In dieser Nacht verhielt ich mich ganz normal, während ich ihn beobachtete. Er hustete nur noch, wenn ich den Raum betrat. Am nächsten Morgen erwähnte er beiläufig: „Es kann sein, dass du am Freitag Papiere für die Umschuldung unterschreiben musst.“ „Natürlich“, antwortete ich – während ich bereits einen Termin bei einer Fachanwältin für Immobilienrecht vereinbart hatte.
Am Donnerstag half mir meine Anwältin, einen Widerspruch gegen die Verfügung über das Ehewohnungseigentum einzureichen, was jede einseitige Übertragung des Hauses verhinderte.
Freitagmorgen zog Gero sich schick an – kein Vergleich zu einem kranken Mann. „Ich fahre zum Amt“, sagte er. „Ich komme mit“, antwortete ich.
Am Schalter des Sachbearbeiters schob er die Urkunde selbstbewusst vor.

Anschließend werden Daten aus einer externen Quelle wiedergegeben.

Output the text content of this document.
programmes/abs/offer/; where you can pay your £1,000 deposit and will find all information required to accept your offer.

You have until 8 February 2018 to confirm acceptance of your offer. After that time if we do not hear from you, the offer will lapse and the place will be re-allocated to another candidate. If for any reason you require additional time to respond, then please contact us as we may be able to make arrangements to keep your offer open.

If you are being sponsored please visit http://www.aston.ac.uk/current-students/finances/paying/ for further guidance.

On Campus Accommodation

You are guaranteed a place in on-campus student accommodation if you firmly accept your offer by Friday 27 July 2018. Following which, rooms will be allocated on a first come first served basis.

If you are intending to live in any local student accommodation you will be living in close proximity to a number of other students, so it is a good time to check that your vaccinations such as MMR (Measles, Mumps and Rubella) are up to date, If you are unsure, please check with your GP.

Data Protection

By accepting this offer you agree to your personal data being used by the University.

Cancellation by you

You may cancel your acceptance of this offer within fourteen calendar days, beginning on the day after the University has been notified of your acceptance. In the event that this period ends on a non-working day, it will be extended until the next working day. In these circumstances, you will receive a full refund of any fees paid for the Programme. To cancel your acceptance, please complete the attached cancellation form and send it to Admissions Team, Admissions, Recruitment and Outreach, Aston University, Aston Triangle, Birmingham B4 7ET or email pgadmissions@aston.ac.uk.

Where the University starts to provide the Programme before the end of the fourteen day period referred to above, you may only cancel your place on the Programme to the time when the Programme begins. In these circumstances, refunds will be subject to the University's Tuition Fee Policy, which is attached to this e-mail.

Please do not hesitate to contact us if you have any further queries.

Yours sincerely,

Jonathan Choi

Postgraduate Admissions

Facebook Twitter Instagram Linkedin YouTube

Der Beamte stutzte. „Hier liegt ein eingetragener Widerspruch zum Schutz der Ehewohnung vor. Das müssen wir prüfen.“ Gero drehte sich zu mir um, die Wut kaum noch unterdrückend. „Was hast du getan?“ „Ich habe mich geschützt.“
Im Büro des Dienststellenleiters nannte er es „routinemäßige Finanzplanung“. Auf die Frage, ob ich meine Zustimmung gegeben hätte, sagte ich entschieden: „Nein.“ Er behauptete, meine Unterschrift sei dabei. „Wenn dort meine Unterschrift steht, ist sie gefälscht“, erwiderte ich und legte die ausgedruckten Bankbenachrichtigungen und die GmbH-Unterlagen auf den Schreibtisch. Die Übertragung wurde gestoppt.
Augenblicke später klingelte sein Handy. Ich hörte eine Frau sagen: „Ich stehe unten. Sag mir, dass es erledigt ist.“
Eine große Frau in einem schwarzen Mantel stand nahe dem Eingang und hielt Ausschau. Sie kam auf uns zu, Verärgerung blitzte in ihrem Gesicht auf. „Ich bin seine Ehefrau“, sagte ich, noch bevor Gero das Wort ergreifen konnte. Sie wandte sich scharf an ihn. „Du hast meine E-Mail-Adresse für ihr Bankkonto benutzt?“ Er hatte keine Antwort.
Als die Stimmen lauter wurden, schritt der Sicherheitsdienst ein. Ihr Name war Jordan Rische. Sie ging wütend davon. Ich sagte ruhig zu Gero: „Wir sprechen ab jetzt nur noch über Anwälte.“
An diesem Nachmittag traf ich mich mit einer Familienrechtlerin, die eine einstweilige Verfügung auf Zuweisung der Ehewohnung zur alleinigen Nutzung und zur Beschränkung von Vermögensübertragungen beantragte. Noch am selben Abend gab das Gericht dem Antrag statt.
Am nächsten Morgen kehrte ich mit einem Gerichtsvollzieher und einem Schlüsseldienst zum Haus zurück. Gero öffnete die Tür, außer sich vor Wut. „Das ist doch Wahnsinn“, sagte er. Der Gerichtsvollzieher händigte ihm den Beschluss aus. Er versuchte mich zu überzeugen, dass ich alles missverstanden hätte. „Du hast ohne meine Zustimmung eine Übertragungsurkunde aufgesetzt und Bankbenachrichtigungen umgeleitet“, entgegnete ich sachlich. „Ich reagiere nur auf dokumentierte Fakten.“
Der Schlüsseldienst tauschte die Schlösser aus, während Gero seine Sachen packte. „Das ist noch nicht vorbei“, murmelte er. „Dein Plan für diesen Freitag ist es jedenfalls“, antwortete ich leise.
Als er wegfuhr, kehrte in das Haus endlich Stille ein. Mein Handy summte – die Bestätigung, dass unser Bankkonto gesperrt und für das Vier-Augen-Prinzip registriert war.
Ich stand im Wohnzimmer und starrte auf die zusammengefaltete graue Decke. Das Theaterstück war vorbei. Ich fühlte mich nicht wie eine Siegerin. Aber ich fühlte mich gefasst. Und gefasst zu sein reichte aus, um von vorn zu beginnen.